Regev is a recipient of the NIH Director's Pioneer Award, a Sloan fellowship from the Sloan Foundation, the Overton Prize from the International Society for Computational Biology (ISCB), the Earl and Thressa Stadtman Scholar Award from the American Society of Biochemistry and Molecular Biology, and the ISCB Innovator Award, and she is a ISCB Fellow (2016). Regev received her M.Sc. from Tel Aviv University, studying biology, computer science, and mathematics in the Interdisciplinary Program for the Fostering of Excellence. She received her PhD in computational biology from Tel Aviv University.
December 04, 2017
Rupal Patel, Founder & CEO, VocaliD; Professor at Northeastern University
Digital voices today continue to sound generic and robotic. Not only do they lack the clarity and naturalness of the human voice, they lack personality. At VocaliD, we can now reverse engineer a voice by taking speech recordings from a healthy talker and vocal samples from those who are unable to speak. That's because we've discovered that the prosodic cues in residual vocalizations contain enough vocal DNA to seed the personalization process. People of all ages from around the world are sharing their voice on our Human Voicebank platform. Recorded using everyday technology like your computer, encrypted to protect confidentiality, stored on the cloud, typed for a match and blended to create a unique vocal persona. For all the worry about how technology is depersonalizing us, here's a way in which technology can make us all a little more human. In this talk I will describe the advantages and challenges of gathering a crowdsourced speech corpus and our plans to make a portion of it available to the scientific community. I hope it will also spark a conversation about collaborations and extensions to the platform to fuel future innovation.
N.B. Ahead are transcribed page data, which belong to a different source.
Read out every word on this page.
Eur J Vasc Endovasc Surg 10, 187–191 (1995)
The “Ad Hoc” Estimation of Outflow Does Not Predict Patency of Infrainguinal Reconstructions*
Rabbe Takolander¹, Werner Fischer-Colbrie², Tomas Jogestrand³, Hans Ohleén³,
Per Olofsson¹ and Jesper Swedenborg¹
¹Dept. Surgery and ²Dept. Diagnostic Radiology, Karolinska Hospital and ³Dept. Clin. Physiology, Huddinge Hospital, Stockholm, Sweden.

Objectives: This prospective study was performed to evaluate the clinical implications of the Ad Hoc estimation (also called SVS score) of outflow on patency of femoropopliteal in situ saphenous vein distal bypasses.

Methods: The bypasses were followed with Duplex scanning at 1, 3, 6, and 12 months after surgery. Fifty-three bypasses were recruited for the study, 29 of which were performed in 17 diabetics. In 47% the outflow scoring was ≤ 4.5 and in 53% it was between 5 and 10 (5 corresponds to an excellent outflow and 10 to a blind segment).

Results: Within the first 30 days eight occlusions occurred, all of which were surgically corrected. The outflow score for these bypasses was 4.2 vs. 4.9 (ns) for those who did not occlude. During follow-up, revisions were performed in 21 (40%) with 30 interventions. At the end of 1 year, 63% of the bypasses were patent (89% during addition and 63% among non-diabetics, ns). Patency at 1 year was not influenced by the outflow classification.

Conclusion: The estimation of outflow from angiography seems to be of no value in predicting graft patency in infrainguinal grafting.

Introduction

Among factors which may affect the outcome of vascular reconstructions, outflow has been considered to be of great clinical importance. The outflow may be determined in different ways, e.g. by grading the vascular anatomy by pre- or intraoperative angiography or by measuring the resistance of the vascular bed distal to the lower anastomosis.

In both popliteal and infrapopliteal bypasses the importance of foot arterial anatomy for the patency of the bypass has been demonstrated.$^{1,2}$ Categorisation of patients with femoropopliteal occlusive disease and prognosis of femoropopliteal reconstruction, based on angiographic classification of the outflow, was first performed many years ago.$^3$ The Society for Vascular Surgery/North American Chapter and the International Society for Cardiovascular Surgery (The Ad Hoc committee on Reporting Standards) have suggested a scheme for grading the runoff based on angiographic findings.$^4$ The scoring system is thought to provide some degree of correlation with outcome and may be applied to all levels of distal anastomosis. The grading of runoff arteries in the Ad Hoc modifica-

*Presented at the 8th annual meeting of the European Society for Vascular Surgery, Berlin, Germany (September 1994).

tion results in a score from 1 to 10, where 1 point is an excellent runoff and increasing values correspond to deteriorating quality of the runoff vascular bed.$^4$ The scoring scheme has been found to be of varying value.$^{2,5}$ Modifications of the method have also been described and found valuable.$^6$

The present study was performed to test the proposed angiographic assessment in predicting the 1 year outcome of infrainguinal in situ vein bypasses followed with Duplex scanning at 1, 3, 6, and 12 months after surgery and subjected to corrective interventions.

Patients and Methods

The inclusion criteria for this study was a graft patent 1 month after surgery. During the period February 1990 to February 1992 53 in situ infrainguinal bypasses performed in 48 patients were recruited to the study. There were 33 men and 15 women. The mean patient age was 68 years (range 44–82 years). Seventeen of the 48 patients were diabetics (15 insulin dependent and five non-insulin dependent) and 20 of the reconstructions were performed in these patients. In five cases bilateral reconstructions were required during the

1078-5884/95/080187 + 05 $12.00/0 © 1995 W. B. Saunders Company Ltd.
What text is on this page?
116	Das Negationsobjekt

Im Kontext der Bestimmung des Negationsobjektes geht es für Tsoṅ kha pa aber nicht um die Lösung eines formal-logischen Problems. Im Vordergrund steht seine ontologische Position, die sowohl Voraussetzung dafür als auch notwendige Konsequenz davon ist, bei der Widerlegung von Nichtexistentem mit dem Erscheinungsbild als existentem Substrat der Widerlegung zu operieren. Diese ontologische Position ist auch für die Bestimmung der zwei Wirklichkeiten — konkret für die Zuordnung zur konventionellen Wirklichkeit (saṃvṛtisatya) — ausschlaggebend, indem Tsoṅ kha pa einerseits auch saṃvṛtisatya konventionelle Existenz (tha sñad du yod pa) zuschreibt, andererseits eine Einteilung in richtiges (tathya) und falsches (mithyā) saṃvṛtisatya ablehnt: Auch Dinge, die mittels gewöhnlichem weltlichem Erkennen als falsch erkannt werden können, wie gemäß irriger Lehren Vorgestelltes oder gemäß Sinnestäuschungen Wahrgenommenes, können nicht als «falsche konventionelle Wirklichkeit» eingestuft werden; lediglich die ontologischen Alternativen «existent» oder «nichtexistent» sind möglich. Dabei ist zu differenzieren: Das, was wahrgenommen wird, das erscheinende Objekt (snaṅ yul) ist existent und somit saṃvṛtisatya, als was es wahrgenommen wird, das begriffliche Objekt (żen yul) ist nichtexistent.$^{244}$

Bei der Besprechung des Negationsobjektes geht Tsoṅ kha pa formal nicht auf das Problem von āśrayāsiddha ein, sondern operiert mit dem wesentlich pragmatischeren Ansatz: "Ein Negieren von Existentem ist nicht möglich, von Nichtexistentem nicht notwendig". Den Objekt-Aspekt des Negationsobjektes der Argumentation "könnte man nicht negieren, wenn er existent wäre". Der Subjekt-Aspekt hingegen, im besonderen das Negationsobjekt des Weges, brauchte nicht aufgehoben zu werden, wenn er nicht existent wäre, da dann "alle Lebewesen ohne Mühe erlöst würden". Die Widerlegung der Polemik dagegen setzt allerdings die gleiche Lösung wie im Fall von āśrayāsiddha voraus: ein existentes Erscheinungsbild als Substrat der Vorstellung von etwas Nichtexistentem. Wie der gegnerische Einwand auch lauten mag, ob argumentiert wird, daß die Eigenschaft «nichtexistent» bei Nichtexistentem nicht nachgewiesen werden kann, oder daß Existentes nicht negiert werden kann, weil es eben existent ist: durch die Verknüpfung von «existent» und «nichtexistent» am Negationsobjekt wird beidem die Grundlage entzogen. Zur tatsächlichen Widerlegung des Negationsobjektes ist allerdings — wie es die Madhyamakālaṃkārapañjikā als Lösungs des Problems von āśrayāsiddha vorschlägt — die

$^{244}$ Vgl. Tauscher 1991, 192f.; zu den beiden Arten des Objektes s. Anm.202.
Rupal Patel is a Professor at Northeastern University with joint appointments in the Department of Communication Sciences and Disorders and the College of Computer and Information Science. A native of Canada, she earned her bachelor's degree from University of Calgary, her master's and PhD from University of Toronto and post-doctoral training at Massachusetts Institute of Technology. Rupal's research focuses on speech motor control in healthy talkers and those with neuromotor speech impairment; this empirical evidence is then applied to the design of technologies that enable, enrich and enhance communication. She has 60+ peer-reviewed journal articles, presented at several hundred national and international conferences, and garnered $8M+ in research funding from the National Institutes of Health, the National Science Foundation and private foundations. In 2014 Rupal founded VocaliD, a technology company that is at the forefront of voice preservation, restoration, and analytics. Today, over 25,000 speakers from around the world are sharing their voice on The Human Voicebank platform to power the creation of unique vocal identities for those living with voicelessness. Rupal's work has been featured on TED, NPR and in leading news and technology outlets such as The Wall Street Journal, Wired, Bloomberg, and BuzzFeed and she was recently named one of FastCompany's 100 Most Creative people in Business.